Simply put, RAM is not opposed to you properly operating your engines LOP in accordance with FAA approved operating procedures.
RAM has never denied warranty for RAM overhauled engines that have been operated in accordance with Lean of Peak (“LOP”) operating instructions from the Type Certificate or a Supplemental Type Certificate holder, or that have been otherwise approved in writing by the FAA.
Please understand that operating LOP is not suitable for all airplanes, engines, or pilots, and may not be appropriate under certain operating conditions. It is not a universal “fix all” to cutting operating/fuel costs. Improper LOP operations can result in engine damage that may be difficult to detect and expensive to repair.
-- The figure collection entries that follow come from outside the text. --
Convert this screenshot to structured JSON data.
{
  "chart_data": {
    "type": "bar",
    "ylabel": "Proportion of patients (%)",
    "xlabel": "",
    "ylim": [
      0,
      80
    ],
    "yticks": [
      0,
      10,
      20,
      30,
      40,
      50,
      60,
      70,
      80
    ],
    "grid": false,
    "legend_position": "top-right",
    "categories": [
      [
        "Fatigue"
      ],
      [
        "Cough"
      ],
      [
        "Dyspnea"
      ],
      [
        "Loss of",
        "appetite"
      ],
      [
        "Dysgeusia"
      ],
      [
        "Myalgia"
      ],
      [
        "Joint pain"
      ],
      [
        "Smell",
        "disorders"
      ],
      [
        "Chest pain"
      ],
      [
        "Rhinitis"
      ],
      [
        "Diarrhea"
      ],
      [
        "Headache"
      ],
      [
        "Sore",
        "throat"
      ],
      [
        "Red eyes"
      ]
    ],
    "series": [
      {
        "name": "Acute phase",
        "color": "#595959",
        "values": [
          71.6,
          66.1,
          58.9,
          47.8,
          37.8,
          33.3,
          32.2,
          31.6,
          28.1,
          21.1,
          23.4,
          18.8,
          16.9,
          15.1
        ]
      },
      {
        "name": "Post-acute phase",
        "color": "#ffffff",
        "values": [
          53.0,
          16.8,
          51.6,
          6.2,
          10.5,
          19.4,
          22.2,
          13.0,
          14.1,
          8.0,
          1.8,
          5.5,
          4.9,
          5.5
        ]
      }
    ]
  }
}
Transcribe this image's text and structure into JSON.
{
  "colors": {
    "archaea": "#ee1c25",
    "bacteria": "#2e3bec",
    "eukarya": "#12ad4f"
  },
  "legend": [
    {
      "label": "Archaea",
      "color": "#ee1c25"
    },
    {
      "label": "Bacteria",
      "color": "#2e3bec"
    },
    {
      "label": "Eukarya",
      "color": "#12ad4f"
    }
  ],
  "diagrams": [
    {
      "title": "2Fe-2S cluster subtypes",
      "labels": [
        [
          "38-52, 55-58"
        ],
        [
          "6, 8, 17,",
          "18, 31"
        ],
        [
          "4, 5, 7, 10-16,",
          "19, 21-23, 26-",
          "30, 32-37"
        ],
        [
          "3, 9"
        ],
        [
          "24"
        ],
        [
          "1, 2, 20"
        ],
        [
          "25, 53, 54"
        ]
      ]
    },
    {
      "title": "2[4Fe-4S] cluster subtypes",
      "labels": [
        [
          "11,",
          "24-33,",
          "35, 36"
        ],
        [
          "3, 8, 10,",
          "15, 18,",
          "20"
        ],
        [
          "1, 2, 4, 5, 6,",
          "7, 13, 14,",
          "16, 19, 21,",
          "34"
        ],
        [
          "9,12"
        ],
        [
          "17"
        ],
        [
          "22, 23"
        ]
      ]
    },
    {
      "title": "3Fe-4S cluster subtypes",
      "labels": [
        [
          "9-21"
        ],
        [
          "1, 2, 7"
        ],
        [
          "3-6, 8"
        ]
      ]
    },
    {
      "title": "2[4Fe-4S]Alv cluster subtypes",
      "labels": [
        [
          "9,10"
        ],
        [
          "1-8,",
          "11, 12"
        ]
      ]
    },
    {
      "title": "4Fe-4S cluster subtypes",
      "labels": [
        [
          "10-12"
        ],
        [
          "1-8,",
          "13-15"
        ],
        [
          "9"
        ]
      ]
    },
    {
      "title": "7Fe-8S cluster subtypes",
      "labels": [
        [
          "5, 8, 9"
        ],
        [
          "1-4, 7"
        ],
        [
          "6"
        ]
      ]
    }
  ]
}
To have any chance of being successful at LOP operations you must, at a minimum, have: (i) balanced fuel injectors; (ii) well-maintained intake, fuel and ignition systems; (iii) accurate six-point engine instrumentation; and (iv) LOP operations training. Continuous monitoring of power and mixture settings, exhaust gas temperatures and cylinder head temperatures is required. Remember, LOP operations are even more demanding at high altitudes with big bore turbocharged engines.
For our Twin Cessna customers, RAM has maintained a long standing position on mixture management at cruise power, which has always been to operate the engine(s) at rich-of-peak (ROP) as opposed to operating at either Peak, or Lean-of-peak (LOP). A rule of thumb for CMI 520 Series engines has been: at 75% power set mixtures 100° rich-of-peak; at 65% power set mixtures 75° rich-of-peak; at 55% power set mixtures 50° rich-of-peak for all cruise operations. Such mixtures will increase the life of the exhaust system, turbocharger, engine valves and rings, reference Cessna Model 340A POH, Section 4, Normal Procedures (amplified procedures), page 4-21, issued 1, Nov. 1977, Revision 1 - 1, April 1978.
The bottom line is it’s your airplane and how you operate it is your choice and responsibility.